AMABILI RESTI

di Sandro Calice

AMABILI RESTI

di Peter Jackson. Gran Bretagna, Nuova Zelanda, Usa 2009 (Universal Pictures)
Rachel Weisz, Mark Wahlberg, Saoirse Ronan, Susan Sarandon, Stanley Tucci, Michael Imperioli, Amanda Michalka, Nikki SooHoo, Reece Ritchie, Andrew James.

Se stare insieme è impossibile, il vero gesto d’amore è lasciar andare l’altro. Peter Jackson (Creature del cielo, Il Signore degli anelli, King Kong) prende l’omonimo best seller di Alice Sebold e ne fa un film onirico, ondivago, duro da vedere per chi ha dei figli.

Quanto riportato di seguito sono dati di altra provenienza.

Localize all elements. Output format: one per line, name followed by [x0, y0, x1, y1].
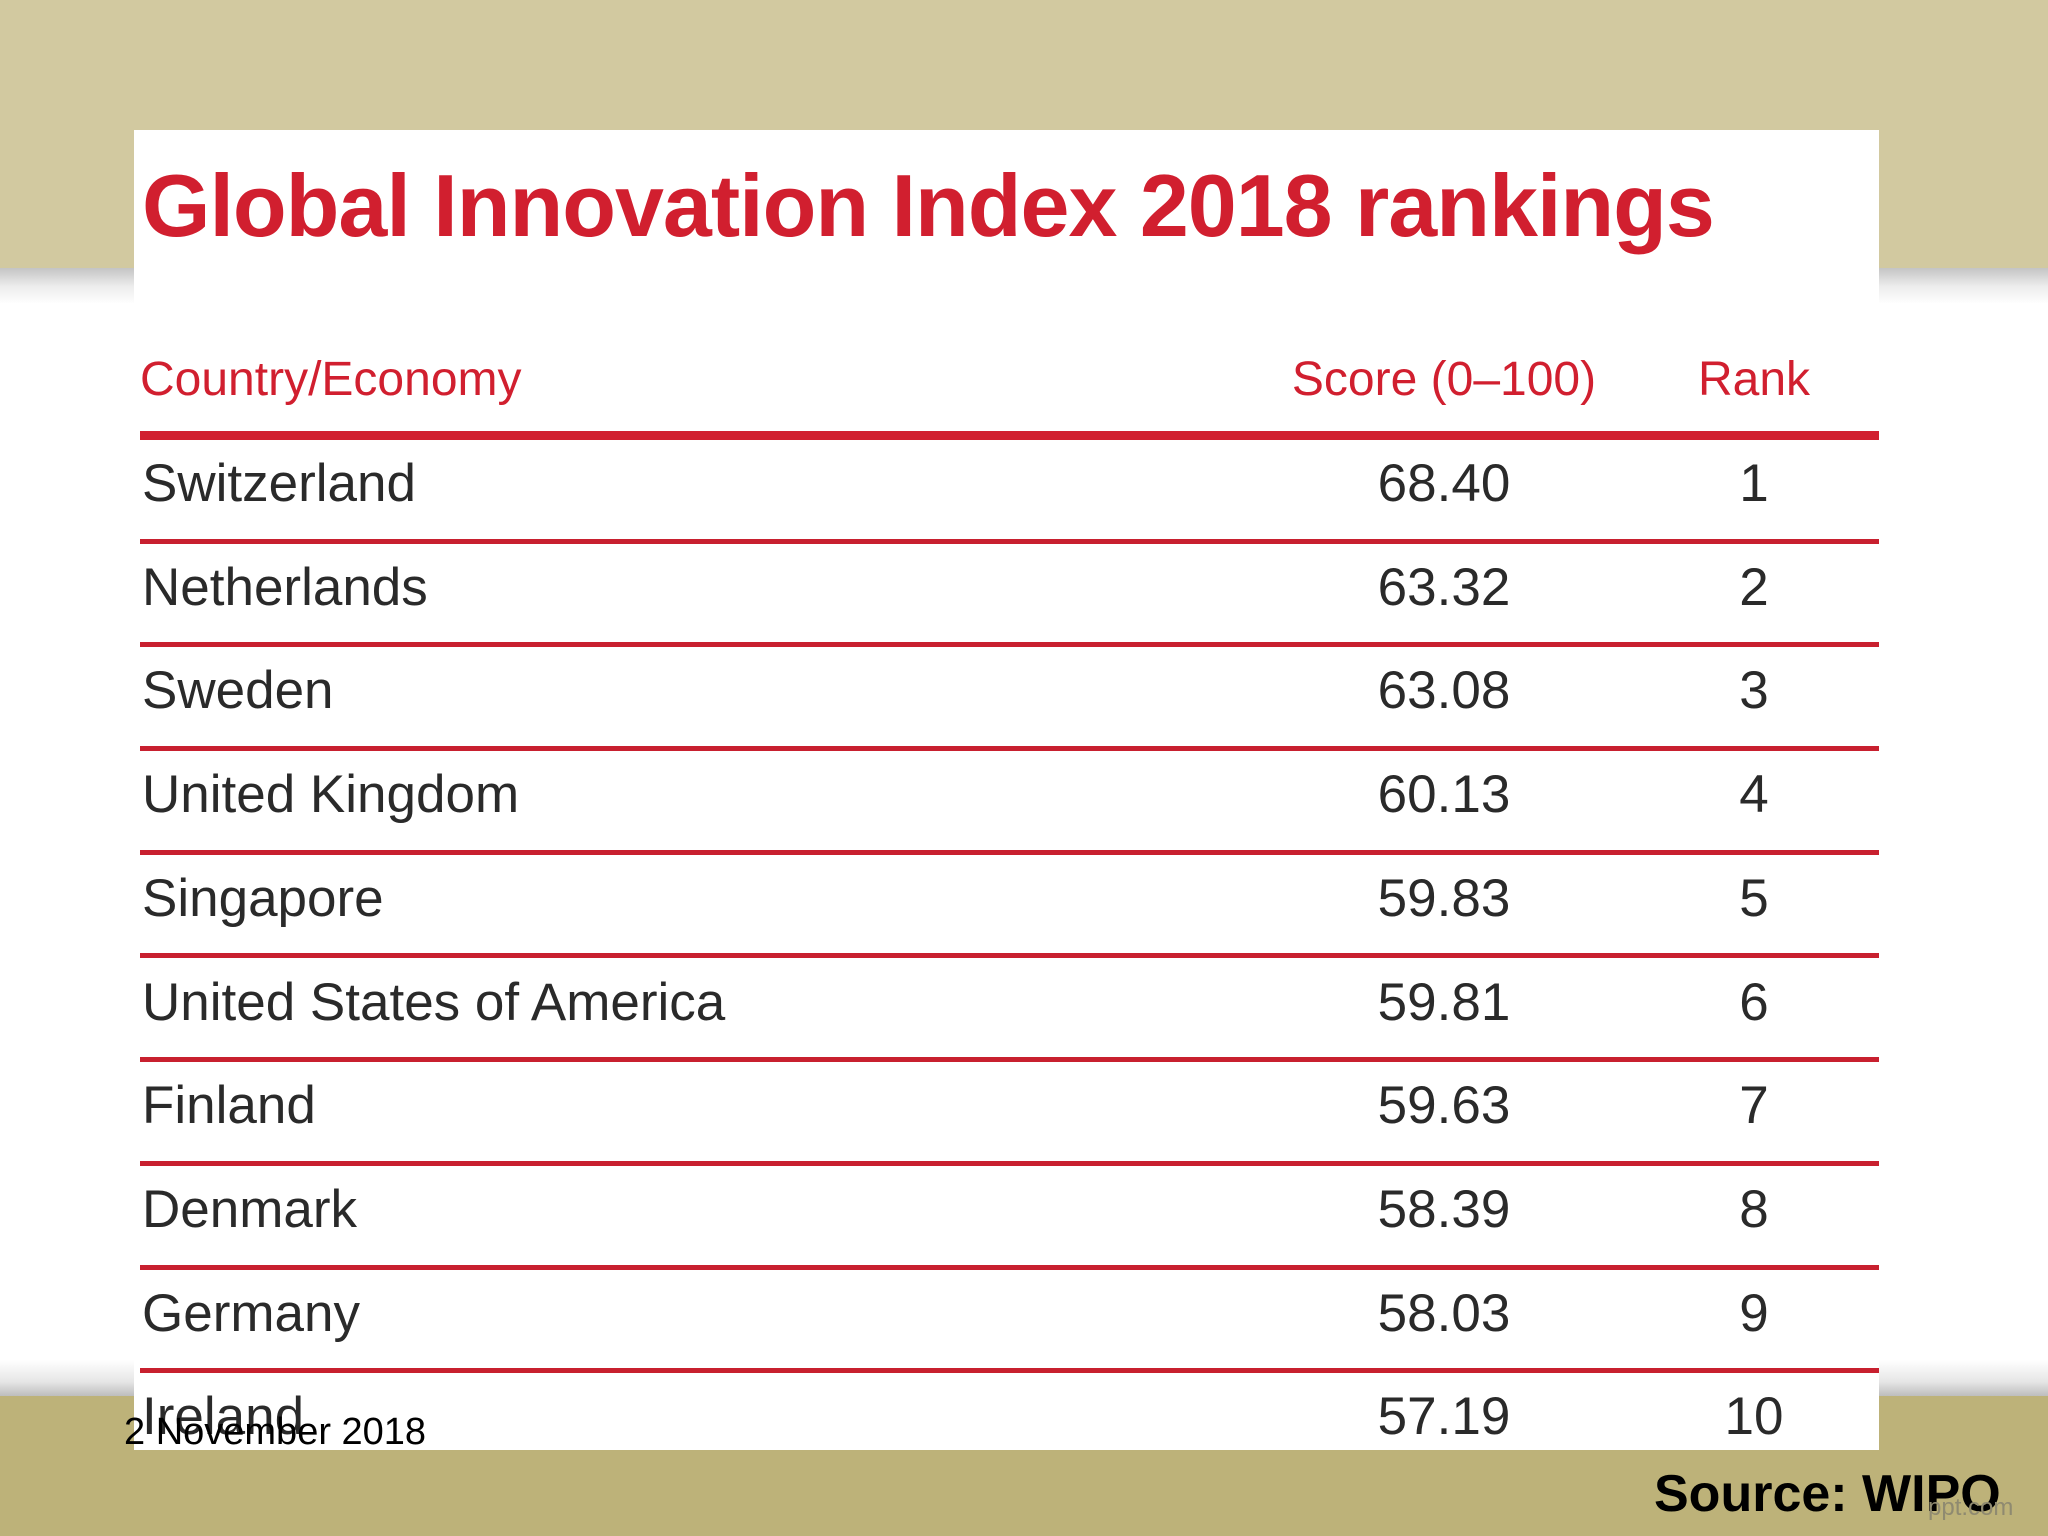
score-cell: 60.13: [1377, 765, 1511, 825]
row-divider: [140, 1160, 1879, 1166]
rank-cell: 7: [1739, 1076, 1769, 1136]
source-label: Source: WIPO: [1654, 1465, 2001, 1523]
score-cell: 59.83: [1377, 868, 1511, 928]
country-cell: Ireland: [142, 1387, 305, 1447]
table-row: Switzerland 68.40 1: [134, 440, 1879, 544]
country-cell: Denmark: [142, 1179, 358, 1239]
table-row: United States of America 59.81 6: [134, 959, 1879, 1063]
row-divider: [140, 849, 1879, 855]
slide-date: 2 November 2018: [124, 1411, 427, 1453]
rank-cell: 2: [1739, 557, 1769, 617]
rank-cell: 10: [1724, 1387, 1784, 1447]
table-row: Finland 59.63 7: [134, 1062, 1879, 1166]
column-header-rank: Rank: [1697, 353, 1811, 406]
table-row: Netherlands 63.32 2: [134, 544, 1879, 648]
table-row: Singapore 59.83 5: [134, 855, 1879, 959]
table-row: Sweden 63.08 3: [134, 647, 1879, 752]
header-rule: [140, 431, 1879, 440]
rank-cell: 1: [1739, 454, 1769, 513]
score-cell: 63.08: [1377, 661, 1511, 721]
score-cell: 59.81: [1377, 972, 1511, 1032]
rank-cell: 6: [1739, 972, 1769, 1032]
chart-title: Global Innovation Index 2018 rankings: [142, 156, 1715, 255]
rankings-card: Global Innovation Index 2018 rankings Co…: [134, 130, 1879, 1450]
rank-cell: 5: [1739, 868, 1769, 928]
score-cell: 57.19: [1377, 1387, 1511, 1447]
country-cell: Germany: [142, 1283, 360, 1343]
column-header-country: Country/Economy: [140, 353, 522, 406]
row-divider: [140, 538, 1879, 544]
watermark-text: ppt.com: [1928, 1494, 2014, 1521]
country-cell: Sweden: [142, 661, 334, 721]
score-cell: 63.32: [1377, 557, 1511, 617]
row-divider: [140, 642, 1879, 648]
row-divider: [140, 746, 1879, 752]
rank-cell: 9: [1739, 1283, 1769, 1343]
row-divider: [140, 953, 1879, 959]
country-cell: United States of America: [142, 972, 726, 1032]
row-divider: [140, 1264, 1879, 1270]
score-cell: 58.39: [1377, 1179, 1511, 1239]
table-row: United Kingdom 60.13 4: [134, 751, 1879, 855]
score-cell: 68.40: [1377, 454, 1511, 513]
table-row: Ireland 57.19 10: [134, 1373, 1879, 1450]
score-cell: 59.63: [1377, 1076, 1511, 1136]
country-cell: Netherlands: [142, 557, 428, 617]
table-row: Germany 58.03 9: [134, 1270, 1879, 1374]
country-cell: Switzerland: [142, 454, 416, 513]
rank-cell: 3: [1739, 661, 1769, 721]
country-cell: Singapore: [142, 868, 384, 928]
rank-cell: 8: [1739, 1179, 1769, 1239]
row-divider: [140, 1057, 1879, 1063]
country-cell: United Kingdom: [142, 765, 520, 825]
score-cell: 58.03: [1377, 1283, 1511, 1343]
rank-cell: 4: [1739, 765, 1769, 825]
table-row: Denmark 58.39 8: [134, 1166, 1879, 1270]
row-divider: [140, 1368, 1879, 1374]
column-header-score: Score (0–100): [1291, 353, 1597, 406]
country-cell: Finland: [142, 1076, 316, 1136]
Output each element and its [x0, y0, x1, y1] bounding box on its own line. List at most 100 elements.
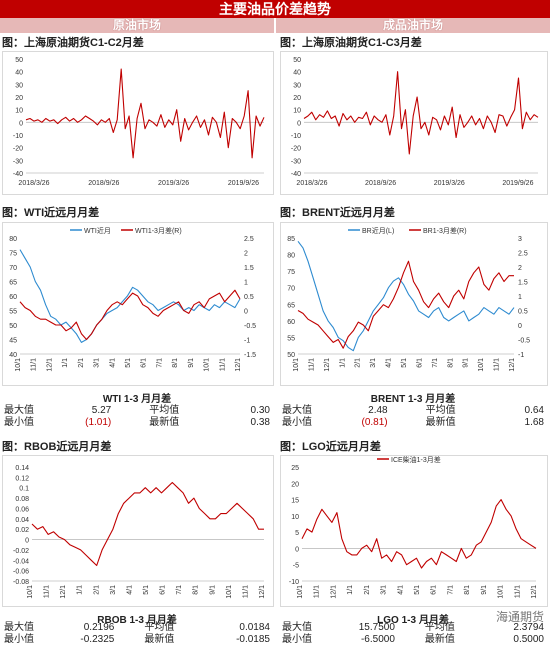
wti-max-label: 最大值: [4, 405, 34, 416]
sc12-series-1-line: [25, 68, 265, 159]
products-market-header: 成品油市场: [276, 18, 550, 33]
panel-title-rbob: 图：RBOB近远月月差: [2, 441, 112, 453]
wti-y-tick: 55: [9, 309, 17, 316]
rbob-max: 0.2196: [83, 622, 115, 633]
wti-avg-label: 平均值: [149, 405, 180, 416]
sc13-y-tick: -10: [291, 133, 301, 140]
brent-x-tick: 7/1: [432, 358, 439, 368]
lgo-min-label: 最小值: [282, 634, 312, 645]
sc13-x-tick: 2018/3/26: [296, 180, 327, 187]
lgo-x-tick: 4/1: [397, 585, 404, 595]
wti-y2-tick: 0.5: [244, 294, 254, 301]
brent-y2-tick: 1.5: [518, 280, 528, 287]
sc12-y-tick: 20: [15, 95, 23, 102]
rbob-y-tick: -0.08: [13, 579, 29, 586]
sc12-y-tick: -20: [13, 146, 23, 153]
wti-y2-tick: 2: [244, 251, 248, 258]
wti-x-tick: 8/1: [172, 358, 179, 368]
brent-x-tick: 2/1: [355, 358, 362, 368]
panel-brent: [280, 222, 548, 386]
brent-y-tick: 60: [287, 319, 295, 326]
lgo-stats-title: LGO 1-3 月月差: [377, 615, 449, 626]
rbob-y-tick: -0.04: [13, 558, 29, 565]
rbob-x-tick: 5/1: [143, 585, 150, 595]
panel-sc13: [280, 51, 548, 195]
wti-y-tick: 50: [9, 323, 17, 330]
brent-y-tick: 70: [287, 286, 295, 293]
wti-y-tick: 65: [9, 280, 17, 287]
chart-wti: 40 45 50 55 60 65 70 75 80 -1.5 -1 -0.5 0 0.5 1 1.5 2 2.5…: [9, 226, 256, 372]
lgo-avg: 2.3794: [513, 622, 544, 633]
panel-title-sc13: 图：上海原油期货C1-C3月差: [280, 37, 422, 49]
panel-title-lgo: 图：LGO近远月月差: [280, 441, 381, 453]
wti-y2-tick: 2.5: [244, 236, 254, 243]
crude-market-header: 原油市场: [0, 18, 274, 33]
chart-rbob: -0.08 -0.06 -0.04 -0.02 0 0.02 0.04 0.06 0.08 0.1…: [13, 465, 266, 599]
brent-stats-title: BRENT 1-3 月月差: [370, 394, 456, 405]
lgo-new-label: 最新值: [424, 634, 455, 645]
lgo-max: 15.7500: [358, 622, 395, 633]
rbob-stats-table: 最大值 0.2196 平均值 0.0184 最小值 -0.2325 最新值 -0.0185: [2, 622, 272, 646]
sc13-y-tick: 30: [293, 82, 301, 89]
brent-x-tick: 6/1: [416, 358, 423, 368]
rbob-new: -0.0185: [236, 634, 270, 645]
wti-x-tick: 9/1: [188, 358, 195, 368]
brent-series-1-line: [297, 240, 515, 352]
sc13-x-tick: 2019/3/26: [434, 180, 465, 187]
wti-y-tick: 80: [9, 236, 17, 243]
lgo-y-tick: 15: [291, 498, 299, 505]
rbob-x-tick: 12/1: [259, 585, 266, 599]
sc12-x-tick: 2019/3/26: [158, 180, 189, 187]
brent-y2-tick: 2: [518, 265, 522, 272]
sc12-x-tick: 2018/3/26: [18, 180, 49, 187]
brent-avg: 0.64: [524, 405, 544, 416]
brent-max: 2.48: [368, 405, 388, 416]
lgo-x-tick: 10/1: [498, 585, 505, 599]
brent-x-tick: 11/1: [494, 358, 501, 371]
lgo-max-label: 最大值: [282, 622, 312, 633]
chart-brent: 50 55 60 65 70 75 80 85 -1 -0.5 0 0.5 1 1.5 2 2.5 3 10/1 1…: [287, 226, 530, 372]
wti-x-tick: 11/1: [31, 358, 38, 371]
sc12-x-tick: 2018/9/26: [88, 180, 119, 187]
brent-avg-label: 平均值: [425, 405, 456, 416]
lgo-new: 0.5000: [513, 634, 544, 645]
brent-max-label: 最大值: [282, 405, 312, 416]
brent-y-tick: 80: [287, 253, 295, 260]
brent-y-tick: 75: [287, 269, 295, 276]
brent-y2-tick: 3: [518, 236, 522, 243]
lgo-x-tick: 9/1: [481, 585, 488, 595]
rbob-y-tick: -0.06: [13, 569, 29, 576]
brent-legend-label-2: BR1-3月差(R): [423, 226, 467, 235]
lgo-x-tick: 12/1: [330, 585, 337, 599]
lgo-y-tick: 5: [295, 530, 299, 537]
sc13-y-tick: 0: [297, 120, 301, 127]
wti-y2-tick: -1: [244, 338, 250, 345]
wti-stats-table: 最大值 5.27 平均值 0.30 最小值 (1.01) 最新值 0.38: [2, 405, 272, 429]
wti-avg: 0.30: [250, 405, 270, 416]
panel-sc12: [2, 51, 274, 195]
rbob-x-tick: 4/1: [126, 585, 133, 595]
brent-legend-label-1: BR近月(L): [362, 226, 394, 235]
lgo-series-1-line: [301, 499, 537, 569]
wti-y-tick: 40: [9, 352, 17, 359]
sc12-y-tick: -30: [13, 158, 23, 165]
wti-x-tick: 10/1: [204, 358, 211, 372]
rbob-new-label: 最新值: [144, 634, 175, 645]
sc13-series-1-line: [303, 71, 539, 155]
brent-series-2-line: [297, 260, 514, 349]
wti-y-tick: 70: [9, 265, 17, 272]
wti-x-tick: 1/1: [62, 358, 69, 368]
wti-y2-tick: 1: [244, 280, 248, 287]
wti-stats-title: WTI 1-3 月月差: [102, 394, 172, 405]
wti-new: 0.38: [250, 417, 270, 428]
brent-x-tick: 12/1: [324, 358, 331, 372]
rbob-y-tick: 0: [25, 538, 29, 545]
chart-lgo: -10 -5 0 5 10 15 20 25 10/1 11/1 12/1 1/1 2/1 3/1 4/1 5…: [289, 455, 538, 599]
sc12-y-tick: -10: [13, 133, 23, 140]
sc12-x-tick: 2019/9/26: [228, 180, 259, 187]
brent-x-tick: 10/1: [478, 358, 485, 372]
rbob-y-tick: 0.04: [15, 517, 29, 524]
lgo-y-tick: 20: [291, 481, 299, 488]
wti-x-tick: 6/1: [141, 358, 148, 368]
rbob-x-tick: 10/1: [27, 585, 34, 599]
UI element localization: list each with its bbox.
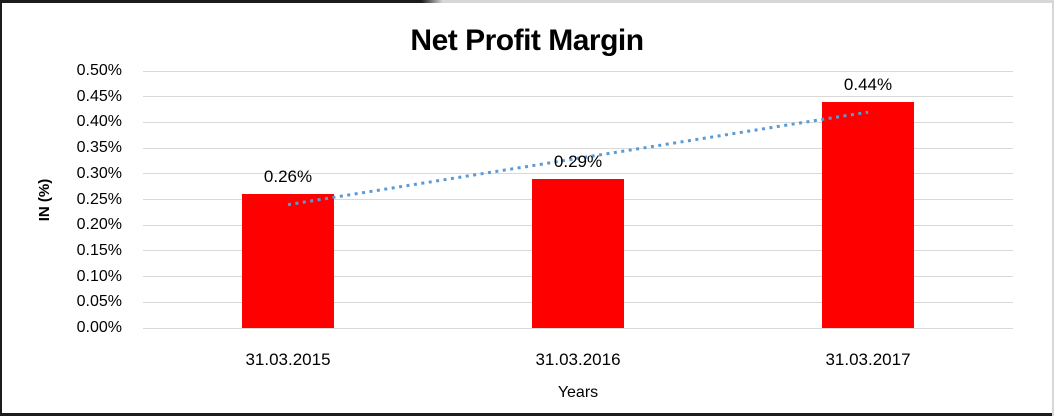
x-axis-title: Years (557, 384, 599, 401)
y-tick-label: 0.40% (76, 113, 122, 131)
bar (242, 194, 334, 328)
y-tick-label: 0.50% (76, 62, 122, 79)
frame-border-left (0, 0, 2, 416)
y-tick-label: 0.00% (76, 319, 122, 336)
gridline (143, 96, 1013, 98)
frame-border-bottom (0, 413, 1054, 416)
bar-value-label: 0.44% (843, 74, 893, 94)
y-tick-label: 0.15% (76, 241, 122, 259)
bar (532, 178, 624, 328)
y-tick-label: 0.35% (76, 139, 122, 157)
bar (822, 101, 914, 328)
gridline (143, 70, 1013, 72)
y-tick-label: 0.20% (76, 216, 122, 234)
frame-border-top (0, 0, 1054, 3)
frame-border-right (1052, 0, 1054, 416)
bar-value-label: 0.29% (553, 151, 603, 171)
y-tick-label: 0.45% (76, 87, 122, 105)
x-tick-label: 31.03.2017 (825, 350, 911, 369)
y-tick-label: 0.05% (76, 293, 122, 311)
x-tick-label: 31.03.2016 (535, 350, 621, 369)
bar-value-label: 0.26% (263, 167, 313, 187)
y-tick-label: 0.25% (76, 190, 122, 208)
gridline (143, 327, 1013, 329)
x-tick-label: 31.03.2015 (245, 350, 331, 369)
chart-title: Net Profit Margin (410, 24, 644, 57)
y-tick-label: 0.10% (76, 267, 122, 285)
y-tick-label: 0.30% (76, 164, 122, 182)
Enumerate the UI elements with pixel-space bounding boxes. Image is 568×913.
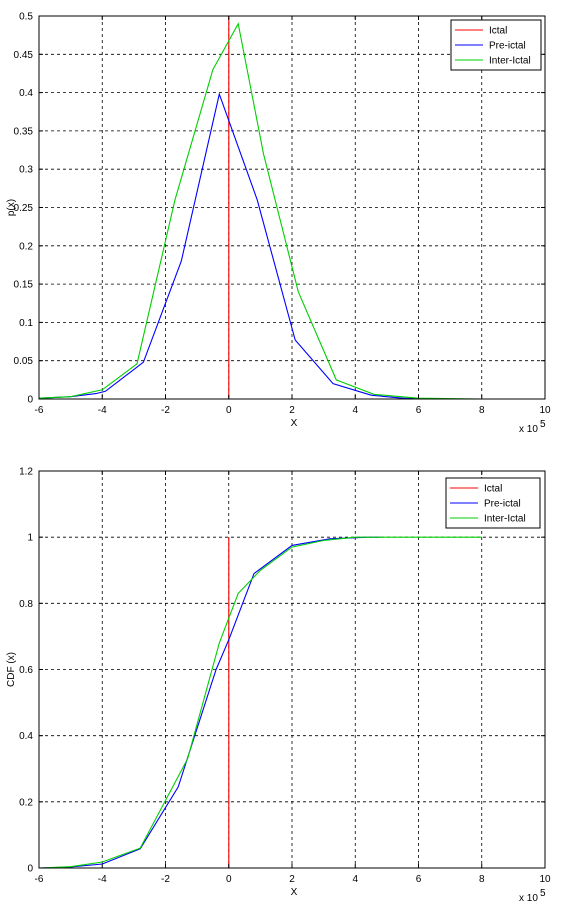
x-tick-label: 4 [352, 405, 358, 416]
legend-entry-ictal: Ictal [484, 484, 502, 495]
y-tick-label: 0.2 [19, 241, 33, 252]
y-tick-label: 0.25 [14, 203, 34, 214]
legend-entry-inter-ictal: Inter-Ictal [489, 56, 531, 67]
x-tick-label: -6 [35, 405, 44, 416]
y-tick-label: 0.4 [19, 731, 33, 742]
y-tick-label: 1 [27, 533, 33, 544]
y-tick-label: 0.1 [19, 318, 33, 329]
y-tick-label: 0.5 [19, 12, 33, 23]
y-tick-label: 0.35 [14, 126, 34, 137]
series-line-inter-ictal [38, 536, 482, 869]
x-axis-multiplier: x 10 [519, 893, 538, 904]
legend-entry-ictal: Ictal [489, 26, 507, 37]
x-tick-label: 8 [479, 405, 485, 416]
x-axis-multiplier: x 10 [519, 424, 538, 435]
y-tick-label: 0.3 [19, 165, 33, 176]
x-tick-label: 0 [226, 405, 232, 416]
x-tick-label: -2 [161, 405, 170, 416]
legend-entry-inter-ictal: Inter-Ictal [484, 514, 526, 525]
x-tick-label: 10 [539, 405, 551, 416]
x-tick-label: -6 [35, 874, 44, 885]
x-tick-label: 8 [479, 874, 485, 885]
x-tick-label: 0 [226, 874, 232, 885]
x-tick-label: 10 [539, 874, 551, 885]
x-tick-label: -4 [98, 405, 107, 416]
y-tick-label: 0.4 [19, 88, 33, 99]
y-tick-label: 0 [27, 864, 33, 875]
x-tick-label: 2 [289, 874, 295, 885]
x-tick-label: 6 [416, 405, 422, 416]
y-axis-label: p(x) [6, 199, 17, 216]
y-tick-label: 0 [27, 395, 33, 406]
x-tick-label: 6 [416, 874, 422, 885]
y-tick-label: 0.05 [14, 356, 34, 367]
y-tick-label: 0.2 [19, 797, 33, 808]
chart-2: -6 -4 -2 0 2 4 6 8 10 0 0.2 0.4 0.6 0.8 1 1.2 X CDF (x) x … [6, 467, 551, 905]
y-tick-label: 0.8 [19, 599, 33, 610]
x-tick-label: 4 [352, 874, 358, 885]
y-tick-label: 1.2 [19, 467, 33, 478]
chart-1: -6 -4 -2 0 2 4 6 8 10 0 0.05 0.1 0.15 0.2 0.25 0.3 0.35 0… [6, 12, 551, 436]
series-line-pre-ictal [38, 92, 435, 400]
x-axis-label: X [291, 418, 298, 429]
y-tick-label: 0.45 [14, 50, 34, 61]
legend: Ictal Pre-ictal Inter-Ictal [445, 477, 541, 529]
x-tick-label: -2 [161, 874, 170, 885]
y-axis-label: CDF (x) [6, 652, 17, 687]
x-tick-label: -4 [98, 874, 107, 885]
y-tick-label: 0.15 [14, 280, 34, 291]
x-axis-multiplier-exponent: 5 [540, 419, 546, 430]
series-line-pre-ictal [38, 536, 381, 869]
legend-entry-pre-ictal: Pre-ictal [484, 499, 521, 510]
x-tick-label: 2 [289, 405, 295, 416]
legend: Ictal Pre-ictal Inter-Ictal [450, 19, 542, 71]
x-axis-label: X [291, 887, 298, 898]
y-tick-label: 0.6 [19, 665, 33, 676]
x-axis-multiplier-exponent: 5 [540, 888, 546, 899]
series-line-inter-ictal [38, 22, 482, 400]
legend-entry-pre-ictal: Pre-ictal [489, 41, 526, 52]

Susie Salmon (Ronan) è un’adolescente di 14 anni che vive con la famiglia a Norristown, Pennsylvania. E’ lei che ci racconta questa storia, anche se non è più di questo mondo. Susie infatti viene stuprata e assassinata un pomeriggio di dicembre del 1973 mentre torna a casa da scuola. Il suo assassino è Mr Harvey (uno splendido Stanley Tucci), un uomo dall’apparenza mite che costruisce case per bambole e abita vicino ai Salmon. Susie però non vuole morire, non definitivamente almeno. E il suo spirito resta “intrappolato” nel Cielo, una sorta di Limbo, un’anticamera del Paradiso per chi non riesce a staccarsi dalla vita terrena. E’ un mondo plasmato dallo sguardo e dalle emozioni della ragazza, con campi di grano che diventano oceani, il gazebo dove avrebbe dovuto incontrare il ragazzo di cui era innamorata, gli oggetti che erano importanti per il padre. E proprio il padre, Jack (Wahlberg), è quello che sente di più la presenza della figlia, che la cerca negli specchi, nella fiamma delle candele, nei chiarori della notte. Susie assiste impotente al disfacimento che la sua morte ha portato nella famiglia e al fatto che Harvey la farà franca e che sicuramente ucciderà ancora. Ma guidata da Holly, una bambina che come lei abita nel Cielo, imparerà una lezione fondamentale.

Il film si regge molto sulla potenza evocativa delle immagini, dallo sguardo (incredulo, dolcissimo, impaurito, innamorato, disperato, vendicativo) di Saoirse Ronan (Espiazione) alla rappresentazione del Limbo affidata agli effetti speciali di Rivers e Letteri, della celebre Weta Digital (quella di Avatar). La durezza del tema e la costruzione del racconto, un thriller emotivo secondo Jackson, aiutano il coinvolgimento dello spettatore. L’incanto, però, viene smorzato dalla sceneggiatura, sospesa, spezzettata, a tratti ripetitiva. Se lo sguardo di Susie e quello dello spettatore dovevano coincidere, l’operazione è riuscita a metà.